To choose the right wallet, the best practice consists of taking into account your needs regarding security, ease of use, and cost, checking whether the wallet supports the cryptocurrency you wish to use, checking user comments and reviews, and confirming whether it has been audited by security experts.

 


 

FAQ

Why does Bitcoin possess value if it does not rely on anything physical?

Bitcoin's value stems from its utility as a transfer infrastructure and its absolute scarcity. Unlike traditional currencies that depend on the trust granted to an institution, Bitcoin derives its strength from its mathematical properties. Its ledger is secured by a massive amount of real energy via mining, making it unforgeable, transparent, and auditable by anyone at any time.
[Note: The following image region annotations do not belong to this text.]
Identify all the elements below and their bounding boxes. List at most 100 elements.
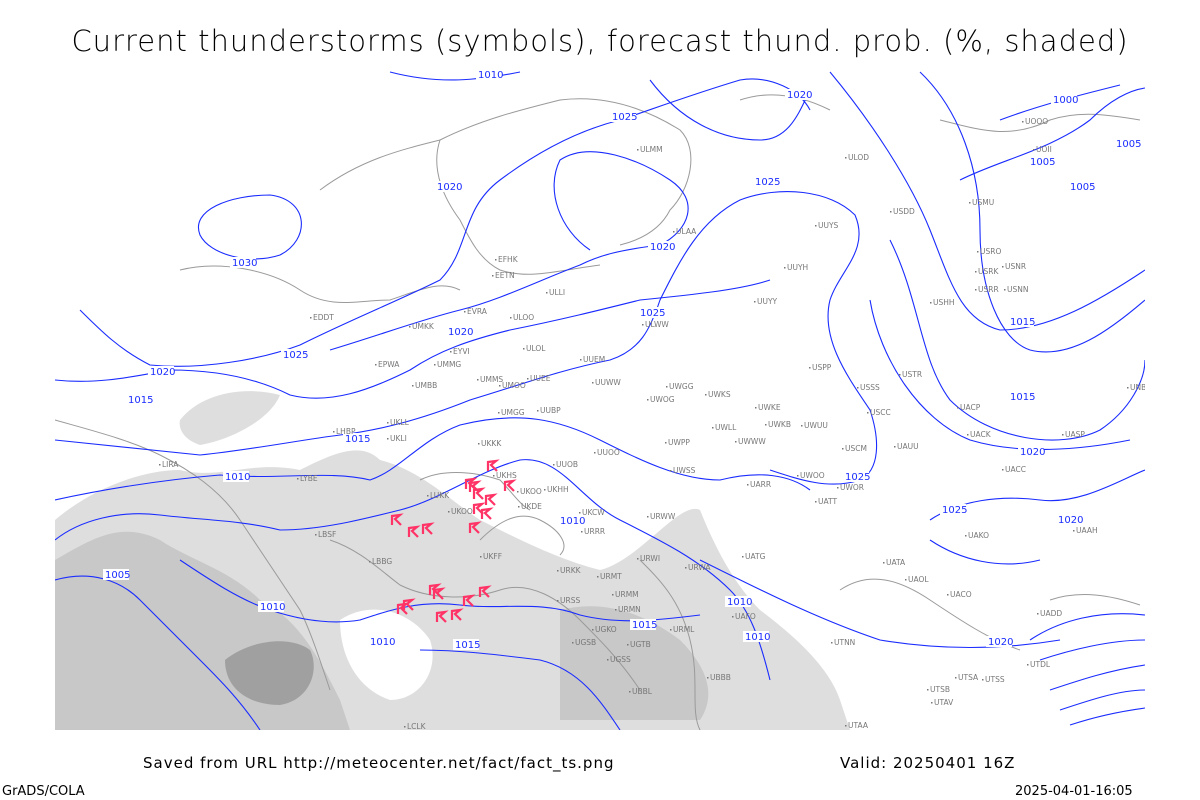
station-label: LYBE: [300, 474, 318, 483]
station-label: URMN: [618, 605, 641, 614]
thunderstorm-symbol: [484, 493, 498, 506]
thunderstorm-symbol: [435, 610, 449, 623]
station-label: UUYS: [818, 221, 839, 230]
probability-shading: [55, 391, 850, 730]
station-label: UKCW: [582, 508, 605, 517]
thunderstorm-symbol: [462, 594, 476, 607]
station-label: LCLK: [407, 722, 427, 731]
isobar-label: 1025: [845, 472, 870, 483]
station-label: ULMM: [640, 145, 663, 154]
isobar-label: 1020: [150, 367, 175, 378]
station-label: USDD: [893, 207, 915, 216]
generated-timestamp: 2025-04-01-16:05: [1015, 784, 1133, 799]
station-label: UTAV: [934, 698, 954, 707]
station-label: ULAA: [676, 227, 697, 236]
station-label: UTAA: [848, 721, 869, 730]
isobar-label: 1025: [640, 308, 665, 319]
station-label: USCC: [870, 408, 891, 417]
thunderstorm-symbol: [468, 521, 482, 534]
isobar-label: 1020: [1020, 447, 1045, 458]
station-label: UKHH: [547, 485, 569, 494]
station-label: UARR: [750, 480, 771, 489]
station-label: USSS: [860, 383, 880, 392]
station-label: ULOD: [848, 153, 869, 162]
station-label: UAOL: [908, 575, 929, 584]
station-label: UKKK: [481, 439, 502, 448]
thunderstorm-symbol: [480, 507, 494, 520]
station-label: LBBG: [372, 557, 392, 566]
station-label: URMT: [600, 572, 622, 581]
prob-area-dark: [225, 641, 314, 705]
station-label: UUBP: [540, 406, 561, 415]
prob-area-light: [179, 391, 280, 445]
source-url-text: Saved from URL http://meteocenter.net/fa…: [143, 754, 615, 772]
thunderstorm-symbol: [472, 487, 486, 500]
station-label: UKDE: [521, 502, 542, 511]
station-label: UMBB: [415, 381, 437, 390]
isobar-label: 1005: [1030, 157, 1055, 168]
isobar-label: 1025: [942, 505, 967, 516]
station-label: USCM: [845, 444, 867, 453]
station-label: UWKE: [758, 403, 781, 412]
station-label: UBBB: [710, 673, 731, 682]
thunderstorm-symbol: [402, 598, 416, 611]
station-label: UAAH: [1076, 526, 1098, 535]
station-label: UWSS: [673, 466, 696, 475]
station-label: LHBP: [336, 427, 356, 436]
station-label: UATA: [886, 558, 906, 567]
station-label: USTR: [902, 370, 922, 379]
station-label: UMKK: [412, 322, 435, 331]
station-label: EFHK: [498, 255, 519, 264]
station-label: EVRA: [467, 307, 488, 316]
station-label: USPP: [812, 363, 832, 372]
station-label: UUYH: [787, 263, 808, 272]
station-label: LBSF: [318, 530, 336, 539]
station-labels: ULMM ULAA ULOD UUYS USDD USMU UUYH UUYY ULWW EFHK…: [159, 117, 1145, 731]
station-label: UWOO: [800, 471, 825, 480]
station-label: UUYY: [757, 297, 778, 306]
station-label: UTSA: [958, 673, 979, 682]
software-credit: GrADS/COLA: [2, 784, 85, 799]
isobar-label: 1020: [1058, 515, 1083, 526]
isobar-label: 1005: [1116, 139, 1141, 150]
station-label: UKHS: [496, 471, 517, 480]
isobar-label: 1020: [437, 182, 462, 193]
station-label: ULOL: [526, 344, 546, 353]
station-label: UMMS: [480, 375, 503, 384]
station-label: UATG: [745, 552, 766, 561]
thunderstorm-symbol: [478, 585, 492, 598]
thunderstorm-symbol: [407, 525, 421, 538]
isobar-label: 1020: [988, 637, 1013, 648]
station-label: UGTB: [630, 640, 651, 649]
station-label: UAFO: [735, 612, 756, 621]
isobar-label: 1020: [787, 90, 812, 101]
station-label: URMM: [615, 590, 639, 599]
isobar-label: 1015: [455, 640, 480, 651]
station-label: UACP: [960, 403, 981, 412]
station-label: USRK: [978, 267, 999, 276]
isobar-label: 1005: [105, 570, 130, 581]
station-label: URRR: [584, 527, 605, 536]
station-label: UAUU: [897, 442, 919, 451]
station-label: UGSS: [610, 655, 631, 664]
station-label: UKLL: [390, 418, 410, 427]
station-label: UADD: [1040, 609, 1062, 618]
station-label: UACO: [950, 590, 972, 599]
station-label: UWUU: [804, 421, 828, 430]
thunderstorm-symbol: [486, 459, 500, 472]
station-label: UWOR: [840, 483, 864, 492]
station-label: URSS: [560, 596, 580, 605]
station-label: UKFF: [483, 552, 502, 561]
station-label: URWW: [650, 512, 676, 521]
station-label: URML: [673, 625, 695, 634]
station-label: UWGG: [669, 382, 694, 391]
station-label: UUOB: [556, 460, 578, 469]
station-label: USRO: [980, 247, 1001, 256]
prob-area-medium: [560, 606, 709, 720]
station-label: UWKS: [708, 390, 731, 399]
isobar-label: 1015: [632, 620, 657, 631]
map-title: Current thunderstorms (symbols), forecas…: [71, 24, 1129, 58]
thunderstorm-symbol: [472, 502, 486, 515]
station-label: LUKK: [430, 491, 450, 500]
station-label: UOII: [1036, 145, 1052, 154]
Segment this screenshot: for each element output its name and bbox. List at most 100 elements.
How is the 21 million limit of bitcoins protected?

This limit is written into the original computer code of the protocol and is defended by the network's decentralization. Each user running a full node verifies block compliance. If a player attempts to modify this rule to create additional bitcoins, their version of the software is instantly rejected by the rest of the global network, thereby protecting the asset against any manipulation.

What is the difference between Proof-of-Work and the traditional financial system?

The traditional financial system relies on a promise of value and on the creation of money through debt, which dilutes purchasing power over time. The Proof-of-Work used by Bitcoin demands an expenditure of real, past energy to validate blocks. Bitcoin thus anchors itself in the reality of physics, which prevents double-spending and the arbitrary creation of tokens.

How can a business integrate Bitcoin into its treasury safely?

A business must approach Bitcoin as a long-term diversification tool. The rigorous approach consists of allocating a minority share of its surplus, using progressive purchasing methods to smooth out prices, and going through a French or European financial intermediary duly registered with the market authorities, guaranteeing a secure and legal framework.